Glenn Braica, head men’s basketball coach at St. Francis Brooklyn, understands how quickly perceptions change once a team goes from a conference afterthought to one of its best.
“I thought we had a chance to be a good team but it’s a very small margin between teams [in the Northeast Conference]” said Braica, adding “in this league you can finish tenth or first.”
Picked by rival coaches to finish seventh in the ten-team conference, the Terriers have been the surprise of the league, a half game behind first place Robert Morris (9-10; 4-0 NEC)
With senior guard Ben Mockford contributing a game-high 23 points, including a tie-breaking three-pointer with two minutes left, St. Francis (12-7; 3-1 NEC) remained near the top of the NEC, grinding out a 74-71 home win over cellar-dweller Sacred Heart (4-15; 1-3 NEC) last Saturday.
Junior forward Jalen Cannon added 16 hard-earned points, including 14 on the second half, to help St. Francis improve to 6-1 at home this season.,
Because of NEC parity, Braica was not surprised that the Pioneers came into the Pope Center primed to hang an upset on the high-flying Terriers.
“I thought they did a really good job of making the game be played the way they wanted it,” said Braica.
Sacred Heart has endured monumental change since last season, which ended abruptly with a 92-80 defeat to the Terriers, denying the Pioneers a NEC tournament berth.
Shane Gibson—who in four years at Sacred Heart re-wrote the school’s record book with 2,079 points—was lost to graduation, while Dave Bike, Sacred Heart’s head coach for the last thirty-five years, retired.
Anthony Latina, Bike’s top assistant for eight season before becoming only the third head coach in program history, is meeting these challenges as best he can. Despite Gibson’s absence, the Pioneer offense continues to hum along at 71 points per game, thanks to freshman De’von Barnett and a trio of juniors: Chris Evans, Phil Gaetano and Steve Glowiak.
In a contentious first half, which featured plenty of pushing and shoving, the Terriers simply couldn’t shake the pesky Pioneers, even with Mockford a perfect 6 for 6 from behind the three-point arc. Every time the Terriers threatened to pull away, Sacred Heart would run them down, and the half ended 42-41 in favor of St. Francis.
With Cannon finding opportunity under the Terrier basket, St. Francis went on a 10-2 run midway to the half to open up a 58-49 lead.

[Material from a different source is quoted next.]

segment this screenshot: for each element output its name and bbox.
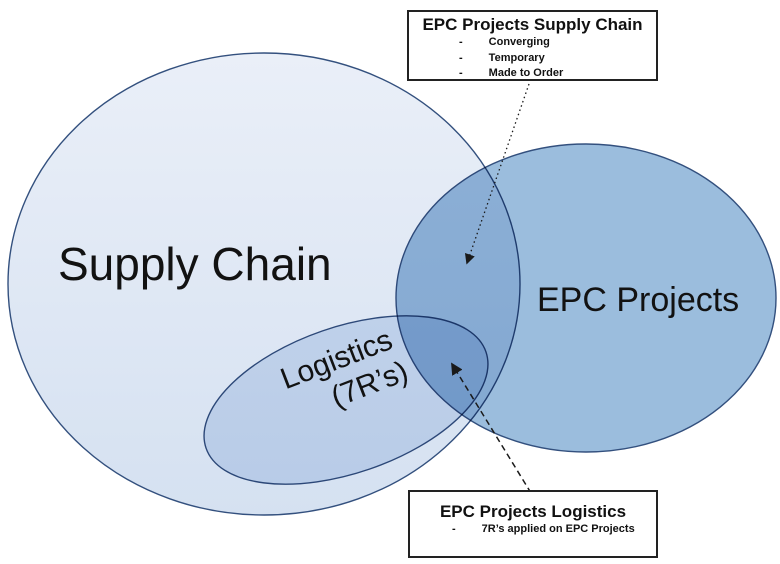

An 8-0 Sacred Heart run to cut the lead to 59-57, and the Pioneers finally tied the game at 68-all with 2:17 left.
Before panic could set in amongst the Terrier faithful, Mockford struck again, nailing his seventh three-pointer with less than two minutes left to give his team a lead they would not relinquish.
“We get a little extra energy when we’re in our home, where we’re a lot more comfortable,” said Mockford, enjoying his finest season in St. Francis’ red, white and blue. “We’re trying to defend our house this year and doing a good job of it.”

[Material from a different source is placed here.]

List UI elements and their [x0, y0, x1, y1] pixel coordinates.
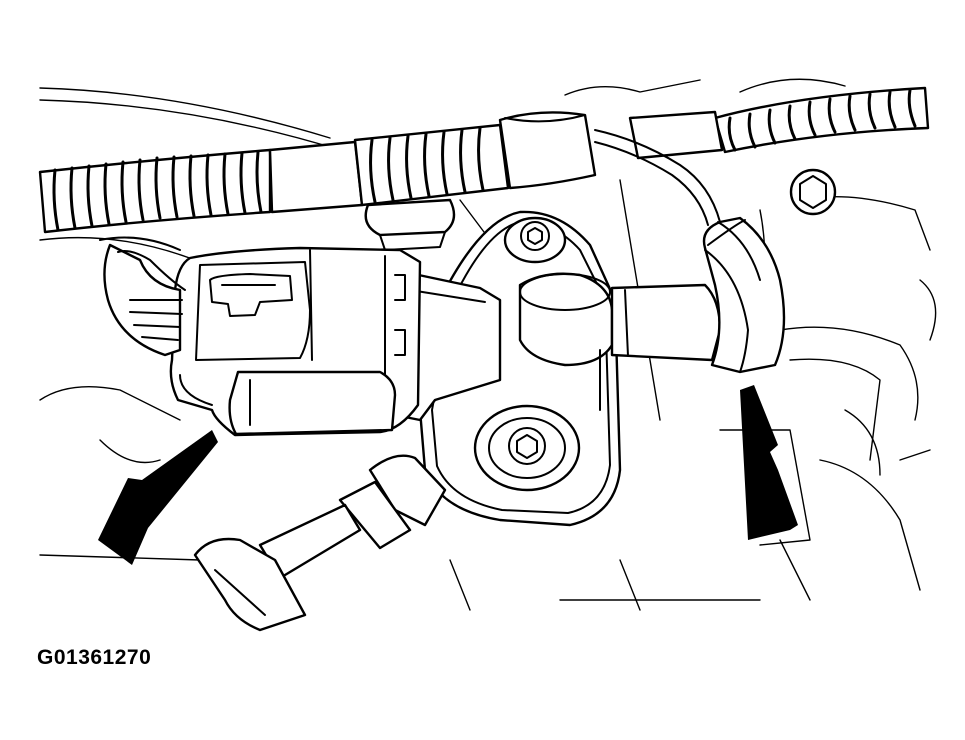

For Coach Braica, the key to a successful season is for his players to remain focused on what’s right in front of them.
“If you don’t prepare every game, you’re gonna get beat,” said Braica, 54-55 in his fourth season behind the Terrier bench. “You gotta try and keep their minds right because it’s human nature: you let up when you have a few wins and you can’t do that because you’ve got to remain hungry.“
Praising his team’s gritty performance, Braica identified why this may truly be a breakout season in Brooklyn Heights.
“You’re not gonna play great every night,” said the no-nonsense coach, “but these guys found a way to win.”